Sixty-eight and 43 patients were treated by NB and BB UVB, respectively. Eighty-six per cent (84 and 89% in NB and BB UVB groups, respectively) of IA and 71% (78 and 44% in NB and BB UVB groups, respectively) of IB patients achieved CR within a mean of 12.8 and 10.6 weeks, respectively. When maintenance was stopped, 65 and 30% had not relapsed after an average follow up of 27 and 222 weeks, respectively. Non-relapse rate was 33 and 48% for those having had vs. those not having had maintenance, respectively.

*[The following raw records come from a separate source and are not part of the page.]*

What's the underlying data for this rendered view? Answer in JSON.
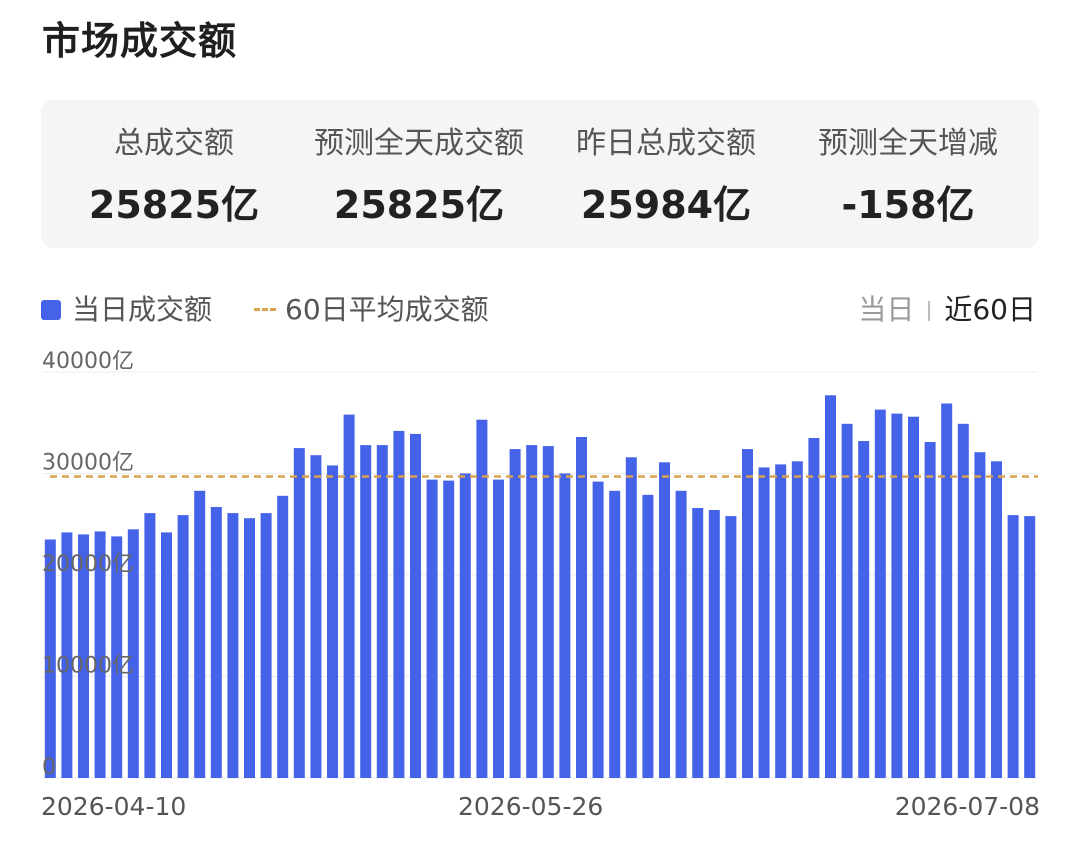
{
  "title": "市场成交额",
  "stats": [
    {
      "label": "总成交额",
      "value": "25825亿"
    },
    {
      "label": "预测全天成交额",
      "value": "25825亿"
    },
    {
      "label": "昨日总成交额",
      "value": "25984亿"
    },
    {
      "label": "预测全天增减",
      "value": "-158亿"
    }
  ],
  "legend": {
    "bar_label": "当日成交额",
    "line_label": "60日平均成交额"
  },
  "toggle": {
    "today": "当日",
    "last60": "近60日"
  },
  "colors": {
    "bar": "#4563e8",
    "avg_line": "#d9a24c"
  },
  "chart_data": {
    "type": "bar",
    "ylim": [
      0,
      40000
    ],
    "yticks": [
      "0",
      "10000亿",
      "20000亿",
      "30000亿",
      "40000亿"
    ],
    "x_start": "2026-04-10",
    "x_mid": "2026-05-26",
    "x_end": "2026-07-08",
    "average": 29700,
    "values": [
      23500,
      24200,
      24000,
      24300,
      23800,
      24500,
      26100,
      24200,
      25900,
      28300,
      26700,
      26100,
      25600,
      26100,
      27800,
      32500,
      31800,
      30800,
      35800,
      32800,
      32800,
      34200,
      33900,
      29400,
      29300,
      30000,
      35300,
      29400,
      32400,
      32800,
      32700,
      30000,
      33600,
      29200,
      28300,
      31600,
      27900,
      31100,
      28300,
      26600,
      26400,
      25800,
      32400,
      30600,
      30900,
      31200,
      33500,
      37700,
      34900,
      33200,
      36300,
      35900,
      35600,
      33100,
      36900,
      34900,
      32100,
      31200,
      25900,
      25800
    ]
  }
}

Our results are comparable to all previously reported for skin-targeted treatments, including PUVA and, to our belief, reflect the nature of early MF, in which CR can probably be achieved in most of the patients. Among the responding patients there is no relapse during prolonged follow-up in about one third of the cases. Thus, we believe treatment should be stopped completely following first CR induction and maintenance treatment should be considered for relapsing patients only. Both broad and narrow UVB options are good and future choices should be made on the basis of short- and long-term side-effects.
早期蕈样肉芽肿(MF)的几种治疗方案成功率相似。先前的小型研究表明,UVB至少与PUVA一样有效。
总结我们用UVB治疗早期MF的经验。
对1996年至2002年在我们机构接受窄谱(NB)或宽谱(BB)UVB治疗的早期MF患者进行回顾性分析。大多数达到完全缓解(CR)的患者持续维持治疗,直到可以自然日晒,并每3 - 6个月随访一次。将结果与先前报道的PUVA治疗结果进行比较。
分别有68例和43例患者接受了NB UVB和BB UVB治疗。IA期患者中,分别有86%(NB UVB组和BB UVB组分别为84%和89%)和IB期患者中71%(NB UVB组和BB UVB组分别为78%和44%)在平均12.8周和10.6周内达到CR。停止维持治疗后,平均随访27周和222周时,分别有65%和30%未复发。接受维持治疗与未接受维持治疗的患者无复发率分别为33%和48%。
我们的结果与先前报道的所有皮肤靶向治疗(包括PUVA)的结果相当,并且我们认为,这反映了早期MF的性质,即大多数患者可能实现CR。在有反应的患者中,约三分之一在长期随访中无复发。因此,我们认为在首次诱导CR后应完全停止治疗,并仅对复发患者考虑维持治疗。宽谱和窄谱UVB方案都很好,未来应根据短期和长期副作用做出选择。